Socialized medicine: in its strict definition, this refers to a health care system in which the government funds and manages health care directly, employing providers and owning hospitals and other facilities. At least parts of the British National Health Service (NHS) and the health care systems of Spain and Finland can be called “socialized medicine.” Even in the NHS, which is often seen as the prototypical example of socialized medicine, general practitioners are independent contractors rather than government employees. In the United States, “socialized medicine” is often used by those enamored of market medicine as a “boo word” or bogeyman, and is part of the inflammatory rhetoric seeking to scare constituents and predispose voters against many types of health care reforms. This election year, Giuliani was particularly quick to brand many proposed changes as “socialized medicine.”
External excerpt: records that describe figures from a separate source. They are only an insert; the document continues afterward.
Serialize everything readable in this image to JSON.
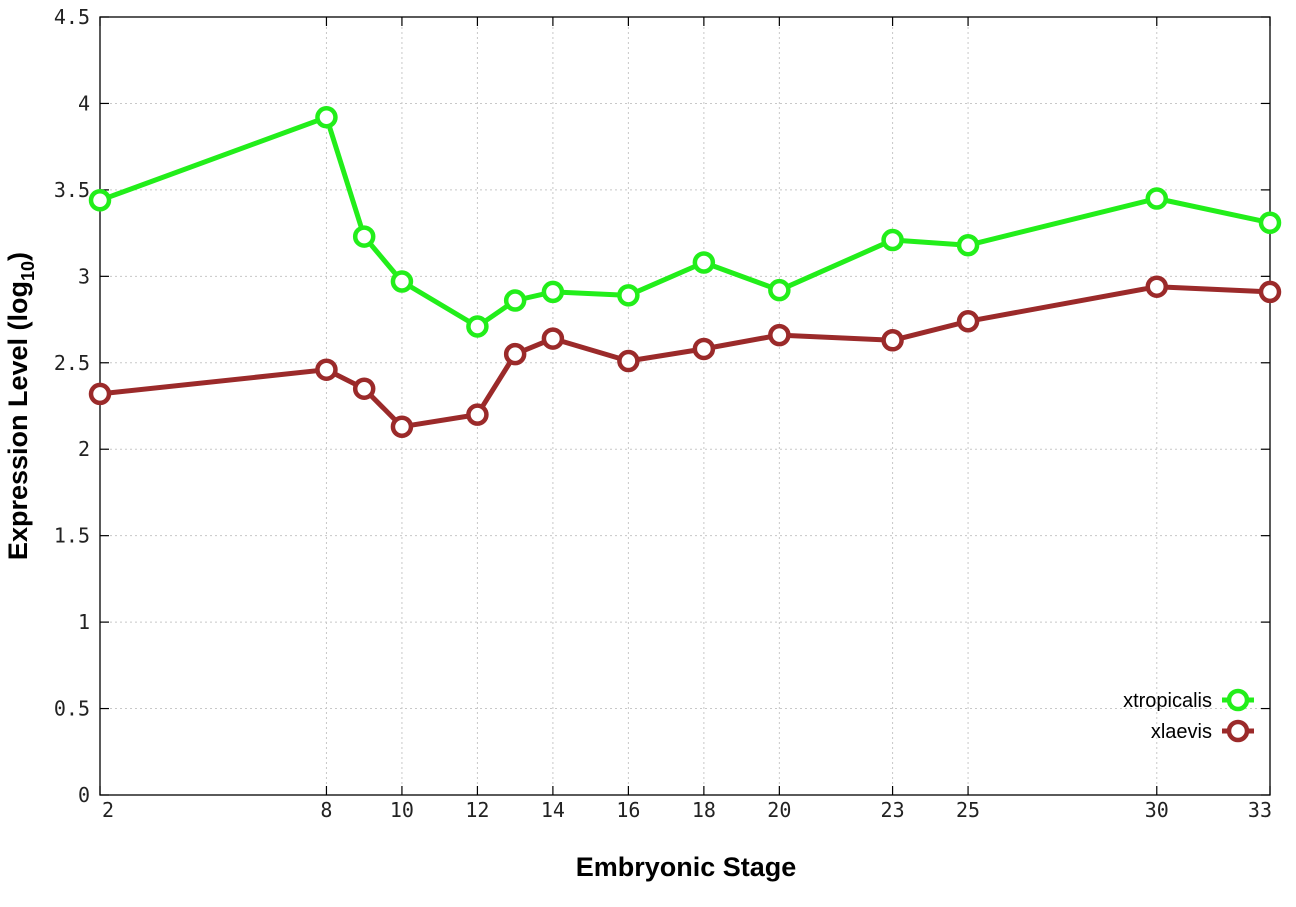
{
  "chart_data": {
    "type": "line",
    "title": "",
    "xlabel": "Embryonic Stage",
    "ylabel": "Expression Level (log",
    "ylabel_sub": "10",
    "ylabel_close": ")",
    "x": [
      2,
      8,
      9,
      10,
      12,
      13,
      14,
      16,
      18,
      20,
      23,
      25,
      30,
      33
    ],
    "x_ticks": [
      2,
      8,
      10,
      12,
      14,
      16,
      18,
      20,
      23,
      25,
      30,
      33
    ],
    "x_tick_labels": [
      "2",
      "8",
      "10",
      "12",
      "14",
      "16",
      "18",
      "20",
      "23",
      "25",
      "30",
      "33"
    ],
    "ylim": [
      0,
      4.5
    ],
    "y_ticks": [
      0,
      0.5,
      1,
      1.5,
      2,
      2.5,
      3,
      3.5,
      4,
      4.5
    ],
    "y_tick_labels": [
      "0",
      "0.5",
      "1",
      "1.5",
      "2",
      "2.5",
      "3",
      "3.5",
      "4",
      "4.5"
    ],
    "grid": true,
    "legend_position": "bottom-right",
    "series": [
      {
        "name": "xtropicalis",
        "color": "#22ee1a",
        "marker": "open-circle",
        "values": [
          3.44,
          3.92,
          3.23,
          2.97,
          2.71,
          2.86,
          2.91,
          2.89,
          3.08,
          2.92,
          3.21,
          3.18,
          3.45,
          3.31
        ]
      },
      {
        "name": "xlaevis",
        "color": "#9b2a2a",
        "marker": "open-circle",
        "values": [
          2.32,
          2.46,
          2.35,
          2.13,
          2.2,
          2.55,
          2.64,
          2.51,
          2.58,
          2.66,
          2.63,
          2.74,
          2.94,
          2.91
        ]
      }
    ]
  }
}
The term is often used incorrectly to describe all publicly-funded health care with universal coverage. Most systems that meet these two criteria do not have socialized medicine, as defined above; instead, the government pays, regulates, and monitors health services but does not operate the production of health care. Medicare is a single-payer system that provides care to part of the population, but it is not socialized medicine: practitioners are not government employees, and hospitals are not publicly owned. The systems of the Veterans Health Administration and of the Department of Defense, however,
are examples of socialized medicine, albeit for only a narrow segment of the population.
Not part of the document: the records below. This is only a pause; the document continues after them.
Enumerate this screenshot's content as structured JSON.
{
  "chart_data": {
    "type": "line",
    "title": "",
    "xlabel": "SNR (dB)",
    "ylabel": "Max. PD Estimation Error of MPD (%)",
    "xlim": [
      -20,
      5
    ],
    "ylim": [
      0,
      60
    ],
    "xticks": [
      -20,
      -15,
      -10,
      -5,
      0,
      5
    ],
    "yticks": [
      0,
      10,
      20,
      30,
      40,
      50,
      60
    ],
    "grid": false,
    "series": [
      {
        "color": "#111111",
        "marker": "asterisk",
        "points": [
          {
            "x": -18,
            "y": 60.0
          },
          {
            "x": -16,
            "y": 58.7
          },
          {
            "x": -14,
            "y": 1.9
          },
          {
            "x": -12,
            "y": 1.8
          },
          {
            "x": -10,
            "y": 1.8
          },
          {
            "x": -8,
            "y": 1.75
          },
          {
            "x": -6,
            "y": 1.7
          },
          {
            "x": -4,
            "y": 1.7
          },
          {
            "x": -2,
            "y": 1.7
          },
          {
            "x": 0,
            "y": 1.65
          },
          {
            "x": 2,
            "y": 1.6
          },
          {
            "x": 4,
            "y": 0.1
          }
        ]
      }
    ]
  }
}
Because of politicians’ inaccurate or willful misuse of the term in speeches and debates over many years, some people are unsure as to what socialized medicine is. Still, the phrase has lost much of its pejorative connotation. Indeed, a recent (February 2008) national poll conducted by the Harvard Opinion Research Program found that, among those who said they understood the term, 45 percent said that the health care system would be better if the U.S. had socialized medicine; 39 percent said it would be worse.